Gus with two nine man groups of 95th Rifles started on the left between the wheat field and the cabbage field. Arthur (with a group of British Light Dragoons and the overall British commander, Major McLeod) began behind the woods on the right.

Jamie, who had a unit of French Dragoons and the escaping Colonel Lamarck with his wagon and mules, began on the road in the middle of the village of Macho Grande.

Andy meanwhile had a large force with two French guns atop the far cliffs and 40 fusiliers at their base.

The Colonel's mule train and dragoons escort just had to make a dash for the cliffs at the far end of the table where the French Artillery, and safety, awaited.

Jamie got the chance to move first and immediately moved his Dragoons to occupy the houses to the left (west) side of the road.  This would prove vital later. Andy meanwhile began a general advance with his infantry.

To the east of the road, Arthur moved his light dragoons up through a cornfield towards the village.  It looked like he would be best placed to intervene to stop Lamarck's caravan.  Gus moved towards the two houses making up the western side of Macho Grande.  His first group launched an attempt to storm the bigger (northern) house but they were weakened by the dragoons' carbine fire and artillery fire from the hills.  They failed on their first attempt to fight there way in at sword-point (rifles fix swords, not bayonets).

While this had been going on, Andy had continually advanced his fusiliers.  He was soon able to form a line formation facing towards the wheat field Arthur's light dragoons must cross.

Riding across the front of a formed infantry line was never going to be easy for the British horse.  By the time the photo below was taken they'd already lost two men and picked up a couple of shock points.

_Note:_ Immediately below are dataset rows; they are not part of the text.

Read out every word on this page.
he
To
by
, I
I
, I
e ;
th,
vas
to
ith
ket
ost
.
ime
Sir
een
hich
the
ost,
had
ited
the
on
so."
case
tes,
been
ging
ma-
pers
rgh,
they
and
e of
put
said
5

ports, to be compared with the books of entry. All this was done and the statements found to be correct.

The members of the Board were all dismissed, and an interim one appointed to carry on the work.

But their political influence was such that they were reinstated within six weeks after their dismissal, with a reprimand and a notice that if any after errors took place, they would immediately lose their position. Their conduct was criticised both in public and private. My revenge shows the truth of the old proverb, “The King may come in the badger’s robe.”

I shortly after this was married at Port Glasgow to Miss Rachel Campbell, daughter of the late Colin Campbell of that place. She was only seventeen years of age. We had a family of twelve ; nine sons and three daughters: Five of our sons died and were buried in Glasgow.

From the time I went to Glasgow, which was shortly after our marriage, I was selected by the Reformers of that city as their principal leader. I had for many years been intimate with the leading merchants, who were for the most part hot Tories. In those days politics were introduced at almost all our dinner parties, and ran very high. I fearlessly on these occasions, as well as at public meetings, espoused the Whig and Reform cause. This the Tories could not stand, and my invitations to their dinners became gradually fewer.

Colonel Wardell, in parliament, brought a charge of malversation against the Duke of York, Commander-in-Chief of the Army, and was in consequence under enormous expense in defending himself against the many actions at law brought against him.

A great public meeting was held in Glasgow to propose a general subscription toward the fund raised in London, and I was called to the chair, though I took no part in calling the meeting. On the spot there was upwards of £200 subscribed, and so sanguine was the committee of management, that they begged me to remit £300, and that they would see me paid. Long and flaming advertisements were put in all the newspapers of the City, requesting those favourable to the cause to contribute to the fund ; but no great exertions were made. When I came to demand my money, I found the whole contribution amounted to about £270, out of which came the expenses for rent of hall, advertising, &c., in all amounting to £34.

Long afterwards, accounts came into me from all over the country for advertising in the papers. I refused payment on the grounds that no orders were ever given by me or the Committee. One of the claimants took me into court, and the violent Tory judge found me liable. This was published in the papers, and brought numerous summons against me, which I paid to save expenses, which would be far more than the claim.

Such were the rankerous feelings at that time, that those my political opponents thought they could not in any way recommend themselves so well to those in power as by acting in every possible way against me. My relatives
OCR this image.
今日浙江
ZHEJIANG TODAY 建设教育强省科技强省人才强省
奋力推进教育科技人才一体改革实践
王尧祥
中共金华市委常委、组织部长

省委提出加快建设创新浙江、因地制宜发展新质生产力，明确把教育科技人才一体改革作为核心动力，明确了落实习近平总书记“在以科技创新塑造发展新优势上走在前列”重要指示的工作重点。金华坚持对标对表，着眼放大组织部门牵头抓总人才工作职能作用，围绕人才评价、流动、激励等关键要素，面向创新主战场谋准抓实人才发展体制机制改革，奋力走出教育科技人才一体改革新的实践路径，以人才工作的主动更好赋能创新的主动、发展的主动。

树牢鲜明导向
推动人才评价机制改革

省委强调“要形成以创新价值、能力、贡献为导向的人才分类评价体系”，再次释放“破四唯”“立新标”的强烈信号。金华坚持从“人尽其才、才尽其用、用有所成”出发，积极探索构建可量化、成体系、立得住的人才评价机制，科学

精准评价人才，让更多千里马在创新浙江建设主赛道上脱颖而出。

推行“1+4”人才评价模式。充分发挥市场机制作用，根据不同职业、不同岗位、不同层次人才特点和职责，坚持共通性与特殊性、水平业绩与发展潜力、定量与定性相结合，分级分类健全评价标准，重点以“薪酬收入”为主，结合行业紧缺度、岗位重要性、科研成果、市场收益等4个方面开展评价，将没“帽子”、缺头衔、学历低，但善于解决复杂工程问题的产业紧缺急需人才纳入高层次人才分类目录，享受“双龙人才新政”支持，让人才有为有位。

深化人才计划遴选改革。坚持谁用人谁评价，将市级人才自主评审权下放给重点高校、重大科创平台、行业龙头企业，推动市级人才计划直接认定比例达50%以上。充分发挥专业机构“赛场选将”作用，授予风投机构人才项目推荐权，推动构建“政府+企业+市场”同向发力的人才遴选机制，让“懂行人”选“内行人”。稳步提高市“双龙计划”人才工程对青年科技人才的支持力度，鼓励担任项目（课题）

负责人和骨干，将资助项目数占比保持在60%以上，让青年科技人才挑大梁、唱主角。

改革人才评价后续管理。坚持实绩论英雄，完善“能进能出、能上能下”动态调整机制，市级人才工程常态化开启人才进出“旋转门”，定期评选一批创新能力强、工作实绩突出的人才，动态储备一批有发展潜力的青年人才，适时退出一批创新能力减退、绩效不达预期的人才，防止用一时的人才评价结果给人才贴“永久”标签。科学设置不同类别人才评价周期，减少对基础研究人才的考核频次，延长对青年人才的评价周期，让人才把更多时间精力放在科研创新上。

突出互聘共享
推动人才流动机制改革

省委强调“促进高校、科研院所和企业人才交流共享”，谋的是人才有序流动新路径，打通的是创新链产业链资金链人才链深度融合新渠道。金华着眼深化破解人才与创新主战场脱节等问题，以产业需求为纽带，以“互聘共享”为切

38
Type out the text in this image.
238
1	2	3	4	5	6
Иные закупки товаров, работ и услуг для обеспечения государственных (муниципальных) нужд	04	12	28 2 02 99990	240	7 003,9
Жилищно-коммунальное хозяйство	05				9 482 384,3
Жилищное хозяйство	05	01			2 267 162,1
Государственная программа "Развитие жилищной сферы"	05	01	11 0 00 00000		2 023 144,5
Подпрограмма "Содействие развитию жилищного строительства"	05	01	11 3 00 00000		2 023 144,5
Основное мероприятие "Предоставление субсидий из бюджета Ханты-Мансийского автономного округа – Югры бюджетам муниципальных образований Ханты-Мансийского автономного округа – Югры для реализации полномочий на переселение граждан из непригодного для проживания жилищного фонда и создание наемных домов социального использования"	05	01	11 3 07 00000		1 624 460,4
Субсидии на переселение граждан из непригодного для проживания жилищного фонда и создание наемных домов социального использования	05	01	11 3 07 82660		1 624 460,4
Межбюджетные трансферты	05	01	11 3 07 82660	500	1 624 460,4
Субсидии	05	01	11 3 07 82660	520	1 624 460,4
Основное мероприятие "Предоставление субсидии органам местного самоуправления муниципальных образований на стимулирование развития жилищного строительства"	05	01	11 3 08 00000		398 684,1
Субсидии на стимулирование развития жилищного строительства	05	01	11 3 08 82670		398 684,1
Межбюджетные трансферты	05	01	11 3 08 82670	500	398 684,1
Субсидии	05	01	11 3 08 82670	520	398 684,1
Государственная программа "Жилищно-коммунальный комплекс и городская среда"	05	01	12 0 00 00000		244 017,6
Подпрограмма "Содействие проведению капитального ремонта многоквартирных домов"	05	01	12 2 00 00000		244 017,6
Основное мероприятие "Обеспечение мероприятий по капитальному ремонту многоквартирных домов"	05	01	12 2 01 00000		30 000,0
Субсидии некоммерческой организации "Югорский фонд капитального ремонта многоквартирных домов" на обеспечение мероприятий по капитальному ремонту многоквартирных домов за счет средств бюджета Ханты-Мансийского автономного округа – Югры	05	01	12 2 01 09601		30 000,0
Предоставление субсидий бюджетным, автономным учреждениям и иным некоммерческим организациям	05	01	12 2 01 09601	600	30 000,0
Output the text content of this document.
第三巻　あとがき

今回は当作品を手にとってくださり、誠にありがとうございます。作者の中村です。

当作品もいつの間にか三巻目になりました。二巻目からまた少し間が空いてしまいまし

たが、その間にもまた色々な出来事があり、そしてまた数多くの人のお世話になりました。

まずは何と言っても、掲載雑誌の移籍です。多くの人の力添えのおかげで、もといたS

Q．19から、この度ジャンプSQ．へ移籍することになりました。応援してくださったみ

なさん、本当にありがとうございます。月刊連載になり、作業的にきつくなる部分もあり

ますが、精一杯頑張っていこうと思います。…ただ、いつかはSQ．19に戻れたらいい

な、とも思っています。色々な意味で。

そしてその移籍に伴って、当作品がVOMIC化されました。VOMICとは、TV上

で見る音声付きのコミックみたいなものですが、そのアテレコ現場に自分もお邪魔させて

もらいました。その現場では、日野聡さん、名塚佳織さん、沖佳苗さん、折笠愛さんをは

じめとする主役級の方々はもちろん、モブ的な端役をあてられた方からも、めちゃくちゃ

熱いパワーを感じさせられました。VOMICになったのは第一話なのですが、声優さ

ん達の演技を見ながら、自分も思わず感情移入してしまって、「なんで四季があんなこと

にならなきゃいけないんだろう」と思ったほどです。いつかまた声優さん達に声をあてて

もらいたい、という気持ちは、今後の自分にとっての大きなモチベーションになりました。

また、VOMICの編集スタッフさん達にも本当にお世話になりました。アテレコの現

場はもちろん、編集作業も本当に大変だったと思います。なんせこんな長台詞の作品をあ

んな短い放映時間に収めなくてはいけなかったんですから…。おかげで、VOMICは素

The cards and the dice were cruel to Arthur and he didn't get to move quickly enough to get out of the fire zone.  By the next turn he was reduced to just the two Big Men (McLeod and the light dragoon sergeant).

Unable to prevent Lamarck's escape, Arthur and Gus decided that discretion was the better part of valour and the survivors made for the bridge and safety.

Whilst I was reasonably happy with how Sharp Practice handled the action, I've come to the conclusion that the Too Fat Lardies design a good set of rules but they don't always write them well.  There were a few cases where the wording was unclear or ambiguous.

In one case we had to "reduce the number of dice rolled by two thirds (round up)".  What does that mean?  Calculate two thirds of the total (rounding up to a whole number of dice) and then deduct this from the total?  Or deduct the two thirds and then round the resulting number of dice up to a whole number?

Now you might point out that it's only one die either way and as long as you're consistent what's the worry?  But it caused confusion and slowed down the game unnecessarily while we worked out what to do.

Nonetheless the effort we've invested in relearning the rules will stand us in good stead in two weeks' time when we play another Sharp Practice game a few days before the 200th anniversary of Waterloo.